Usines à matière noire

Selon ses promoteurs, l’appétit de nos géants sombres expliquerait en partie l’une des plus grandes énigmes de l’astrophysique moderne: l’existence encore théorique de la matière noire, qui constituerait... 90% de la masse de l’univers.

Si les théories sont nombreuses, beaucoup privilégient la piste d’une particule encore non détectée, l’axion, à la masse un milliard de milliards (!) de fois plus faible qu’un électron.
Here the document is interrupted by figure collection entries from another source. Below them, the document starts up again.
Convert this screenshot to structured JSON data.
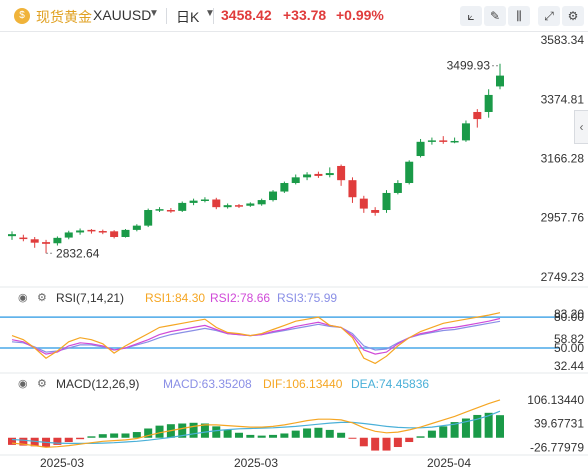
{
  "header": {
    "coin_glyph": "$",
    "title": "现货黄金",
    "symbol": "XAUUSD",
    "period": "日K",
    "price": "3458.42",
    "change": "+33.78",
    "change_pct": "+0.99%",
    "up_color": "#e03c3c",
    "down_color": "#1a9a48"
  },
  "toolbar": {
    "icons": [
      "indicator-icon",
      "draw-icon",
      "candle-type-icon",
      "fullscreen-icon",
      "settings-icon"
    ]
  },
  "price_axis": {
    "labels": [
      "3583.34",
      "3374.81",
      "3166.28",
      "2957.76",
      "2749.23"
    ],
    "high_label": "3499.93",
    "low_label": "2832.64"
  },
  "rsi": {
    "title": "RSI(7,14,21)",
    "rsi1": "RSI1:84.30",
    "rsi2": "RSI2:78.66",
    "rsi3": "RSI3:75.99",
    "axis": [
      "80.00",
      "83.20",
      "58.82",
      "50.00",
      "32.44"
    ],
    "colors": {
      "rsi1": "#f5a623",
      "rsi2": "#d04ad8",
      "rsi3": "#8a8fe6",
      "band": "#4aa8e8"
    }
  },
  "macd": {
    "title": "MACD(12,26,9)",
    "macd": "MACD:63.35208",
    "dif": "DIF:106.13440",
    "dea": "DEA:74.45836",
    "axis": [
      "106.13440",
      "39.67731",
      "-26.77979"
    ],
    "colors": {
      "macd": "#8a8fe6",
      "dif": "#f5a623",
      "dea": "#4ab0d8"
    }
  },
  "time_axis": [
    "2025-03",
    "2025-03",
    "2025-04"
  ],
  "candles": [
    [
      2893,
      2900,
      2880,
      2910
    ],
    [
      2888,
      2887,
      2875,
      2898
    ],
    [
      2882,
      2870,
      2852,
      2890
    ],
    [
      2872,
      2866,
      2832.64,
      2880
    ],
    [
      2868,
      2887,
      2860,
      2892
    ],
    [
      2888,
      2906,
      2882,
      2912
    ],
    [
      2906,
      2913,
      2898,
      2920
    ],
    [
      2915,
      2910,
      2902,
      2918
    ],
    [
      2911,
      2908,
      2900,
      2916
    ],
    [
      2910,
      2890,
      2885,
      2914
    ],
    [
      2890,
      2915,
      2888,
      2918
    ],
    [
      2915,
      2930,
      2910,
      2935
    ],
    [
      2930,
      2985,
      2925,
      2990
    ],
    [
      2985,
      2988,
      2978,
      2995
    ],
    [
      2985,
      2982,
      2975,
      2992
    ],
    [
      2982,
      3010,
      2978,
      3015
    ],
    [
      3010,
      3018,
      3002,
      3025
    ],
    [
      3018,
      3022,
      3012,
      3030
    ],
    [
      3022,
      2995,
      2988,
      3028
    ],
    [
      2995,
      3002,
      2990,
      3008
    ],
    [
      3002,
      3000,
      2992,
      3006
    ],
    [
      3000,
      3008,
      2996,
      3012
    ],
    [
      3005,
      3020,
      3000,
      3025
    ],
    [
      3020,
      3050,
      3015,
      3055
    ],
    [
      3050,
      3080,
      3045,
      3085
    ],
    [
      3080,
      3100,
      3075,
      3110
    ],
    [
      3100,
      3110,
      3090,
      3118
    ],
    [
      3112,
      3105,
      3098,
      3120
    ],
    [
      3108,
      3115,
      3100,
      3135
    ],
    [
      3140,
      3090,
      3070,
      3145
    ],
    [
      3090,
      3030,
      3010,
      3100
    ],
    [
      3025,
      2990,
      2975,
      3035
    ],
    [
      2985,
      2975,
      2965,
      2995
    ],
    [
      2985,
      3045,
      2975,
      3055
    ],
    [
      3045,
      3080,
      3040,
      3090
    ],
    [
      3080,
      3155,
      3075,
      3160
    ],
    [
      3175,
      3225,
      3170,
      3235
    ],
    [
      3225,
      3230,
      3215,
      3240
    ],
    [
      3230,
      3225,
      3218,
      3245
    ],
    [
      3225,
      3228,
      3220,
      3240
    ],
    [
      3230,
      3290,
      3225,
      3300
    ],
    [
      3330,
      3305,
      3275,
      3340
    ],
    [
      3330,
      3390,
      3310,
      3410
    ],
    [
      3420,
      3458,
      3410,
      3499.93
    ]
  ],
  "rsi_series": {
    "rsi1": [
      62,
      58,
      50,
      40,
      47,
      56,
      60,
      58,
      54,
      45,
      52,
      58,
      64,
      70,
      72,
      74,
      76,
      78,
      70,
      65,
      64,
      62,
      64,
      68,
      72,
      76,
      78,
      80,
      72,
      70,
      60,
      40,
      35,
      42,
      52,
      60,
      66,
      70,
      74,
      76,
      78,
      80,
      82,
      84.3
    ],
    "rsi2": [
      58,
      56,
      50,
      44,
      46,
      52,
      55,
      54,
      52,
      48,
      50,
      54,
      58,
      63,
      66,
      68,
      70,
      72,
      68,
      64,
      63,
      62,
      63,
      66,
      68,
      71,
      73,
      75,
      72,
      70,
      62,
      48,
      44,
      46,
      54,
      60,
      64,
      66,
      69,
      70,
      72,
      74,
      76,
      78.66
    ],
    "rsi3": [
      56,
      55,
      51,
      46,
      47,
      50,
      53,
      53,
      51,
      48,
      50,
      53,
      56,
      60,
      63,
      65,
      67,
      69,
      67,
      64,
      63,
      62,
      63,
      65,
      67,
      69,
      71,
      73,
      71,
      70,
      64,
      52,
      48,
      49,
      55,
      60,
      63,
      65,
      67,
      68,
      70,
      72,
      74,
      75.99
    ]
  },
  "macd_series": {
    "dif": [
      -15,
      -18,
      -22,
      -26.78,
      -25,
      -22,
      -18,
      -14,
      -10,
      -8,
      -6,
      -2,
      6,
      14,
      20,
      26,
      32,
      36,
      36,
      34,
      32,
      30,
      30,
      32,
      36,
      42,
      48,
      52,
      52,
      50,
      42,
      28,
      18,
      14,
      16,
      22,
      30,
      40,
      50,
      60,
      72,
      84,
      96,
      106.13
    ],
    "dea": [
      -5,
      -7,
      -10,
      -13,
      -15,
      -16,
      -16,
      -16,
      -15,
      -14,
      -12,
      -10,
      -7,
      -3,
      1,
      6,
      11,
      16,
      20,
      23,
      25,
      26,
      27,
      28,
      30,
      32,
      35,
      38,
      41,
      43,
      43,
      40,
      36,
      32,
      29,
      28,
      28,
      30,
      34,
      38,
      45,
      52,
      62,
      74.46
    ],
    "macd": [
      -20,
      -22,
      -24,
      -26,
      -20,
      -12,
      -4,
      4,
      10,
      12,
      12,
      16,
      26,
      34,
      38,
      40,
      42,
      40,
      32,
      22,
      14,
      8,
      6,
      8,
      12,
      20,
      26,
      28,
      22,
      14,
      -2,
      -24,
      -36,
      -36,
      -26,
      -12,
      4,
      20,
      32,
      44,
      54,
      64,
      70,
      63.35
    ]
  }
}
Ce grand absent, d’après l’étude publiée dans la revue APS Physics, pourrait être produit à très grande échelle dans les environs des trous noirs, via ses ondes gravitationnelles.

Usines à matière noire, les cousins de M87* et Sagittaire 1* pourraient, un peu plus prosaïquement, servir de rampes de lancement particulièrement efficaces: c’est en tous cas ce qu’affirme un chercheur britannique, après un solide travail sur sa calculatrice.

En utilisant l’énergie émise par un trou noir, un vaisseau spatial capable de la capter pourrait, selon Jeffrey Lee, atteindre 72% de la vitesse de la lumière, en sortant du voisinage du trou noir. Un effet de fronde qui rendrait possible le voyage intergalactique nettement plus envisageable...mais aussi de retrouver d’éventuelles civilisations extraterrestres qui utiliseraient déjà ce phénoménal accélérateur. Espérons qu’à cette vitesse, leur vaisseau spatial dispose d’un bon blindage.

Cet article a été initialement publié sur Le HuffPost et a été actualisé.